Automating Attack Data Labeling with Generated Rules and Anomaly Detection
1 : Institut Polytechnique de Paris
(IP Paris)
-
Site web
Institut Polytechnique de Paris, Télécom Sud Paris, 91000 Courcouronnes, ECE Paris
Route de Saclay, 91120 Palaiseau Cedex, France -
France
The development of artificial intelligence augmented detection systems is constrained by the availability of data.
In order to train and evaluate models, it is necessary to have a large number of representative but diverse examples.
Normal data can be generated from simulations of representative information technology infrastructure.
Threat emulation is a process that generates realistic attack data.

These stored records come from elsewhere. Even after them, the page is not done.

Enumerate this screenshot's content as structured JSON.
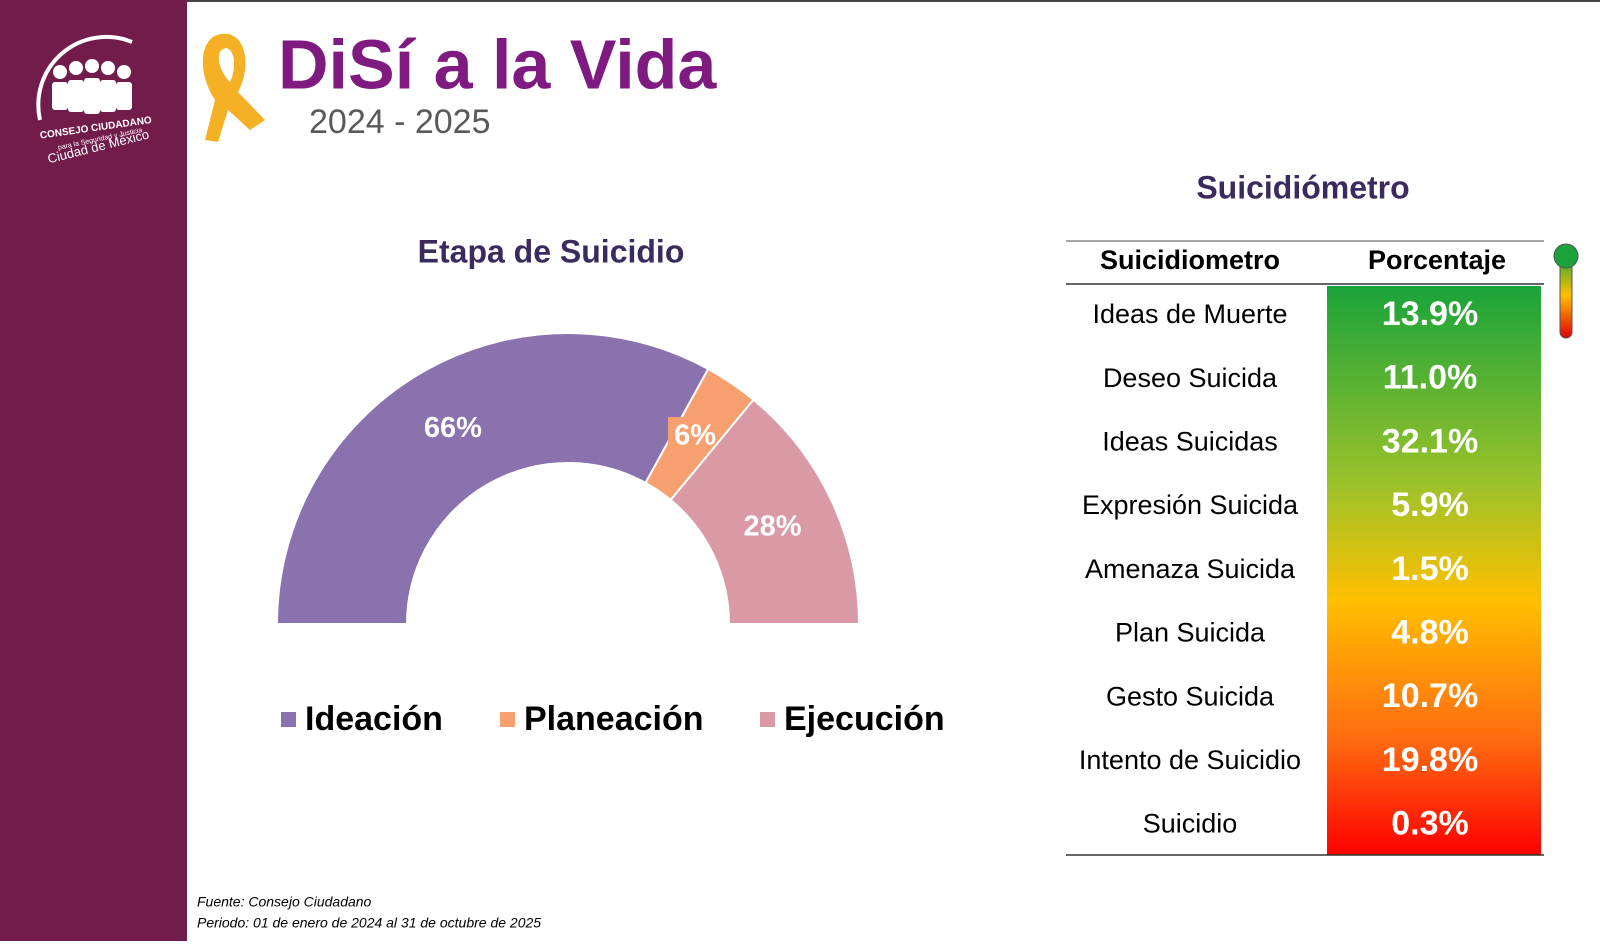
{
  "header": {
    "title": "DiSí a la Vida",
    "subtitle": "2024 - 2025",
    "logo": {
      "line1": "CONSEJO CIUDADANO",
      "line2": "para la Seguridad y Justicia",
      "line3": "Ciudad de México"
    }
  },
  "chart_data": {
    "type": "pie",
    "title": "Etapa de Suicidio",
    "categories": [
      "Ideación",
      "Planeación",
      "Ejecución"
    ],
    "values": [
      66,
      6,
      28
    ],
    "value_labels": [
      "66%",
      "6%",
      "28%"
    ],
    "colors": [
      "#8a72ae",
      "#f79f6f",
      "#d99aa5"
    ]
  },
  "table": {
    "title": "Suicidiómetro",
    "columns": [
      "Suicidiometro",
      "Porcentaje"
    ],
    "rows": [
      [
        "Ideas de Muerte",
        "13.9%"
      ],
      [
        "Deseo Suicida",
        "11.0%"
      ],
      [
        "Ideas Suicidas",
        "32.1%"
      ],
      [
        "Expresión Suicida",
        "5.9%"
      ],
      [
        "Amenaza Suicida",
        "1.5%"
      ],
      [
        "Plan Suicida",
        "4.8%"
      ],
      [
        "Gesto Suicida",
        "10.7%"
      ],
      [
        "Intento de Suicidio",
        "19.8%"
      ],
      [
        "Suicidio",
        "0.3%"
      ]
    ]
  },
  "footer": {
    "source": "Fuente: Consejo Ciudadano",
    "period": "Periodo: 01 de enero de 2024 al 31 de octubre de 2025"
  }
}
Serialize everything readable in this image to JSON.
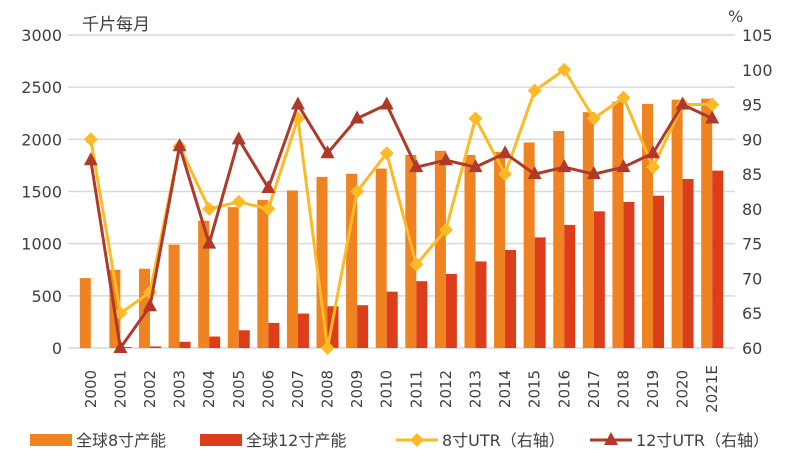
{
  "chart_data": {
    "type": "bar+line",
    "left_unit": "千片每月",
    "right_unit": "%",
    "categories": [
      "2000",
      "2001",
      "2002",
      "2003",
      "2004",
      "2005",
      "2006",
      "2007",
      "2008",
      "2009",
      "2010",
      "2011",
      "2012",
      "2013",
      "2014",
      "2015",
      "2016",
      "2017",
      "2018",
      "2019",
      "2020",
      "2021E"
    ],
    "ylim_left": [
      0,
      3000
    ],
    "yticks_left": [
      0,
      500,
      1000,
      1500,
      2000,
      2500,
      3000
    ],
    "ylim_right": [
      60,
      105
    ],
    "yticks_right": [
      60,
      65,
      70,
      75,
      80,
      85,
      90,
      95,
      100,
      105
    ],
    "grid": true,
    "legend_position": "bottom",
    "series": [
      {
        "name": "全球8寸产能",
        "type": "bar",
        "axis": "left",
        "color": "#F08321",
        "values": [
          670,
          750,
          760,
          990,
          1220,
          1350,
          1420,
          1510,
          1640,
          1670,
          1720,
          1850,
          1890,
          1850,
          1880,
          1970,
          2080,
          2260,
          2360,
          2340,
          2380,
          2390
        ]
      },
      {
        "name": "全球12寸产能",
        "type": "bar",
        "axis": "left",
        "color": "#DC3D1B",
        "values": [
          0,
          10,
          15,
          60,
          110,
          170,
          240,
          330,
          400,
          410,
          540,
          640,
          710,
          830,
          940,
          1060,
          1180,
          1310,
          1400,
          1460,
          1620,
          1700
        ]
      },
      {
        "name": "8寸UTR（右轴）",
        "type": "line",
        "axis": "right",
        "color": "#FBBA26",
        "marker": "diamond",
        "values": [
          90,
          65,
          68,
          89,
          80,
          81,
          80,
          93,
          59,
          82.5,
          88,
          72,
          77,
          93,
          85,
          97,
          100,
          93,
          96,
          86,
          95,
          95
        ]
      },
      {
        "name": "12寸UTR（右轴）",
        "type": "line",
        "axis": "right",
        "color": "#B03A2A",
        "marker": "triangle",
        "values": [
          87,
          60,
          66,
          89,
          75,
          90,
          83,
          95,
          88,
          93,
          95,
          86,
          87,
          86,
          88,
          85,
          86,
          85,
          86,
          88,
          95,
          93
        ]
      }
    ]
  }
}
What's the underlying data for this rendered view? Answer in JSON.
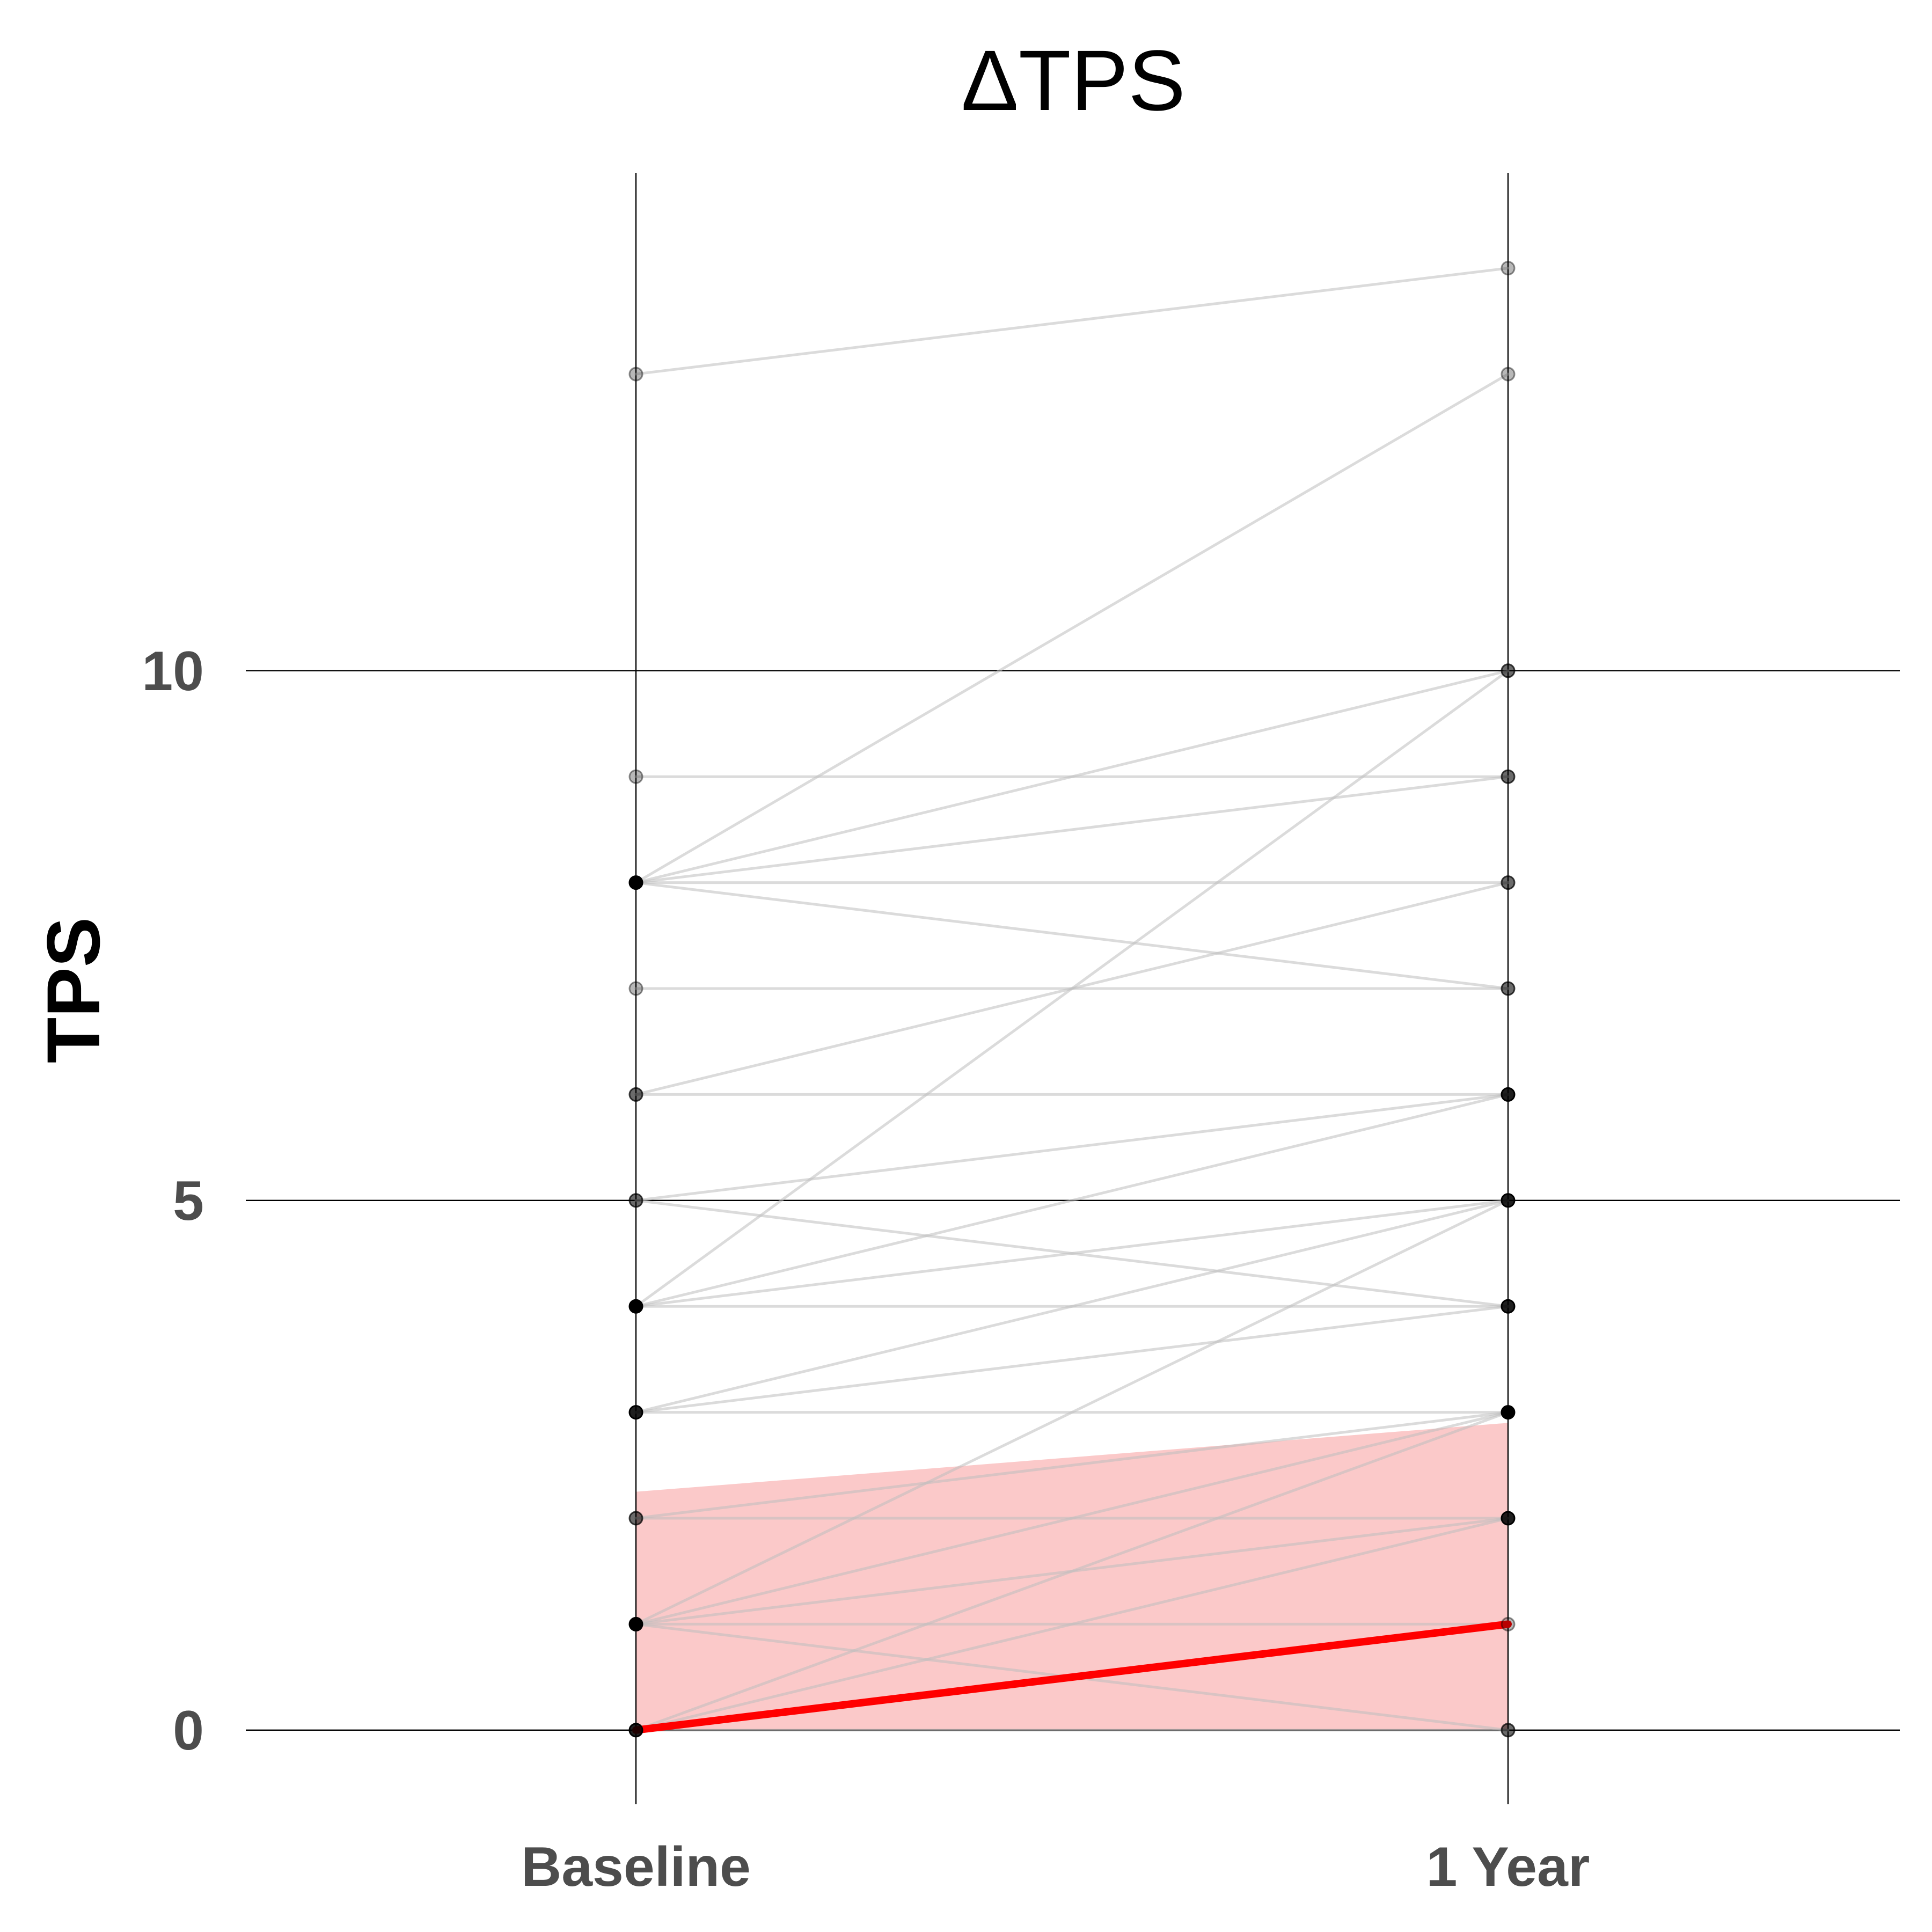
{
  "chart_data": {
    "type": "line",
    "title": "ΔTPS",
    "ylabel": "TPS",
    "xlabel": "",
    "categories": [
      "Baseline",
      "1 Year"
    ],
    "y_ticks": [
      0,
      5,
      10
    ],
    "ylim": [
      -0.7,
      14.7
    ],
    "grid": true,
    "legend": "none",
    "colors": {
      "background": "#ffffff",
      "gridline": "#000000",
      "pair_line": "#bdbdbd",
      "point": "#000000",
      "median": "#ff0000",
      "band": "#fbc9c9",
      "tick_label": "#4d4d4d"
    },
    "pairs": [
      [
        12.8,
        13.8
      ],
      [
        8,
        12.8
      ],
      [
        8,
        10
      ],
      [
        8,
        9
      ],
      [
        8,
        8
      ],
      [
        8,
        7
      ],
      [
        9,
        9
      ],
      [
        7,
        7
      ],
      [
        6,
        8
      ],
      [
        6,
        6
      ],
      [
        5,
        6
      ],
      [
        5,
        4
      ],
      [
        4,
        10
      ],
      [
        4,
        6
      ],
      [
        4,
        5
      ],
      [
        4,
        4
      ],
      [
        3,
        5
      ],
      [
        3,
        4
      ],
      [
        3,
        3
      ],
      [
        2,
        3
      ],
      [
        2,
        2
      ],
      [
        1,
        5
      ],
      [
        1,
        3
      ],
      [
        1,
        2
      ],
      [
        1,
        1
      ],
      [
        1,
        0
      ],
      [
        0,
        3
      ],
      [
        0,
        2
      ],
      [
        0,
        0
      ]
    ],
    "median": [
      0,
      1
    ],
    "band": {
      "upper": [
        2.25,
        2.9
      ],
      "lower": [
        0,
        0
      ]
    }
  }
}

Various attack scenarios, comprising a series of attack steps, can be executed against the targeted infrastructure.
The execution of each attack step will generate a log or a trace that will be recorded.
Labeling of these records will yield a valuable dataset.
In the context of this specific problem, it is not possible to identify a de facto algorithm or approach to label data in this case.
In this work, we propose a hybrid approach that combines generated rules and anomaly detection.
The metadata from each attack step was then utilized to formulate detection rules that would identify traces associated with the execution of the attack step.
The events can then be associated with a specific attack step and technique and classified with a low false-positive rate.
Given that the execution of certain attack steps can generate multiple events, an anomaly detector module has been incorporated.
It has been demonstrated that events which do not share features of the attack steps can still be identified through this technique, thus reducing the false negative rate.